Diese Neuerfindung ist noch nicht abgeschlossen. Sie hat erhebliche Kontroversen entzündet und schwere Vorwürfe aus ganz unterschiedlichen politischen Lagern auf sich gezogen. Den Hochschulen – Studierenden wie Lehrenden – ist in kurzer Zeit sehr viel abverlangt worden. Doch die Transformation, das steht inzwischen fest, ist irreversibel. Und sie hat die Hochschulen aus der Defensive geholt, hat ihnen die Initiative zurückgegeben. Von „im Kern verrotteten“ deutschen Universitäten würde heute wohl niemand mehr sprechen. Im Kern gesund? Vielleicht auf dem Weg dorthin.
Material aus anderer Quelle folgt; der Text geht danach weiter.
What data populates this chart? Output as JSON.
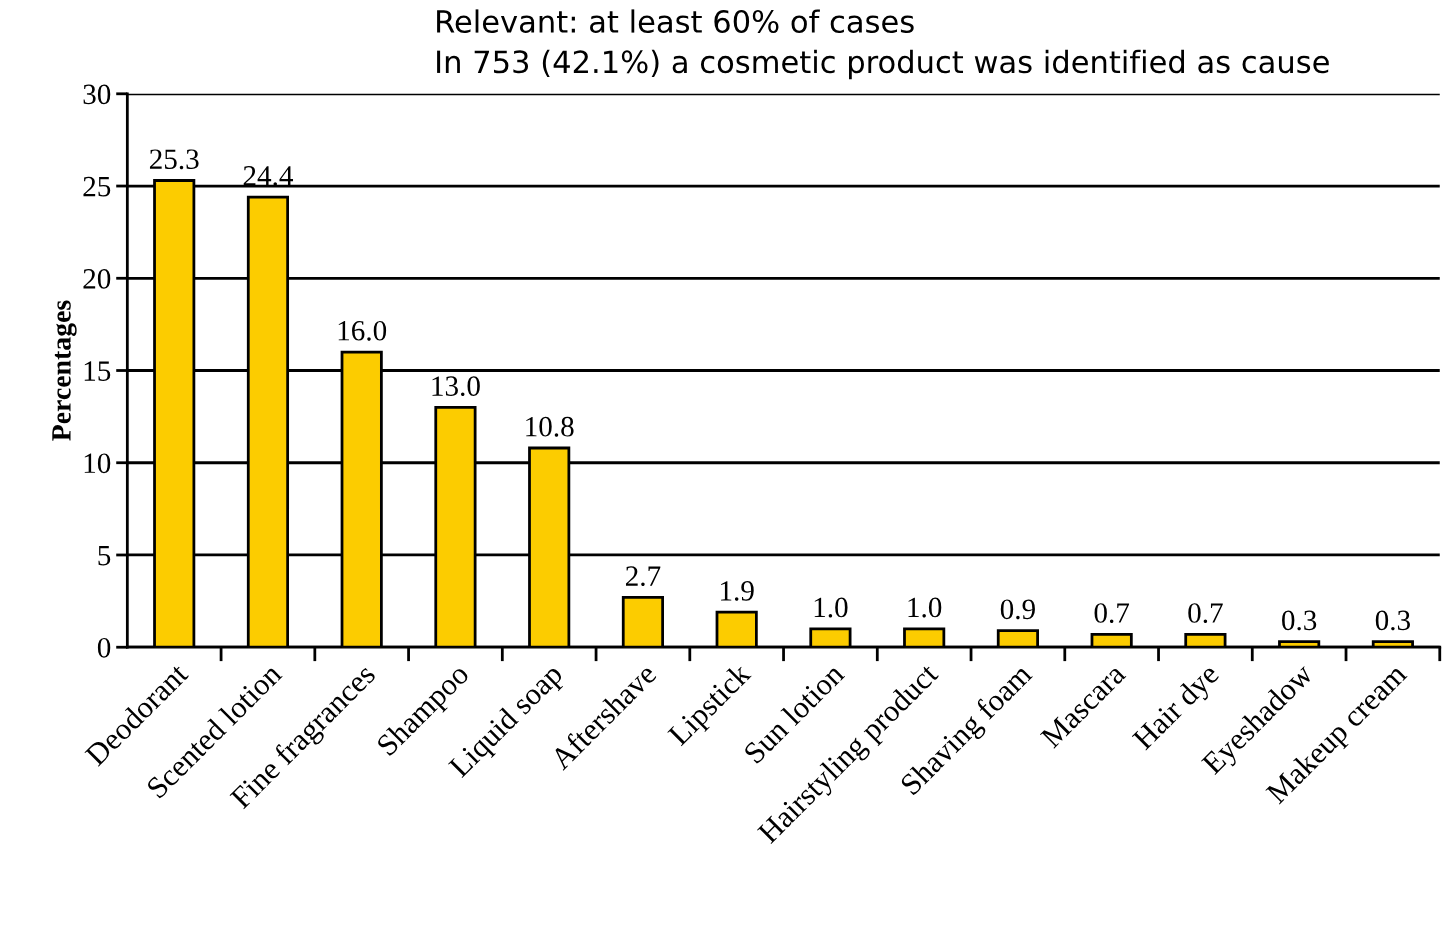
{
  "chart_data": {
    "type": "bar",
    "ylabel": "Percentages",
    "annotations": [
      "Relevant: at least 60% of cases",
      "In 753 (42.1%) a cosmetic product was identified as cause"
    ],
    "categories": [
      "Deodorant",
      "Scented lotion",
      "Fine fragrances",
      "Shampoo",
      "Liquid soap",
      "Aftershave",
      "Lipstick",
      "Sun lotion",
      "Hairstyling product",
      "Shaving foam",
      "Mascara",
      "Hair dye",
      "Eyeshadow",
      "Makeup cream"
    ],
    "values": [
      25.3,
      24.4,
      16.0,
      13.0,
      10.8,
      2.7,
      1.9,
      1.0,
      1.0,
      0.9,
      0.7,
      0.7,
      0.3,
      0.3
    ],
    "value_labels": [
      "25.3",
      "24.4",
      "16.0",
      "13.0",
      "10.8",
      "2.7",
      "1.9",
      "1.0",
      "1.0",
      "0.9",
      "0.7",
      "0.7",
      "0.3",
      "0.3"
    ],
    "color": "#fccc00",
    "ylim": [
      0,
      30
    ],
    "yticks": [
      0,
      5,
      10,
      15,
      20,
      25,
      30
    ],
    "grid": "y",
    "legend": false
  }
}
Man muss sich nur die Studierquote eines Jahrgangs, den dramatischen Erfolg des Frauenstudiums seit 1949, aber auch die Vervielfachung der an den Universitäten tätigen Wissenschaftler und Wissenschaftlerinnen vor Augen halten, um das Gewicht dieses Wandels zu ermessen. Zwei Millionen Studierende können nicht mehr Träger einer exklusiven bildungsbürgerlichen Mentalität sein, so wie es gerade mal hunderttausend bei Gründung der Bundesrepublik waren. Wie wir mit dieser Mittelschicht im Wartestand umgehen und welche Lebens- und Studierhaltung wir von ihr erwarten können, ist freilich eine noch immer nicht geklärte Frage.

Paul Nolte ist Historiker an der Freien Universität Berlin. Sein Artikel basiert auf einem Vortrag, den er am 20. April anlässlich des 60. Gründungsjubiläums der Hochschulrektorenkonferenz in Aachen hielt.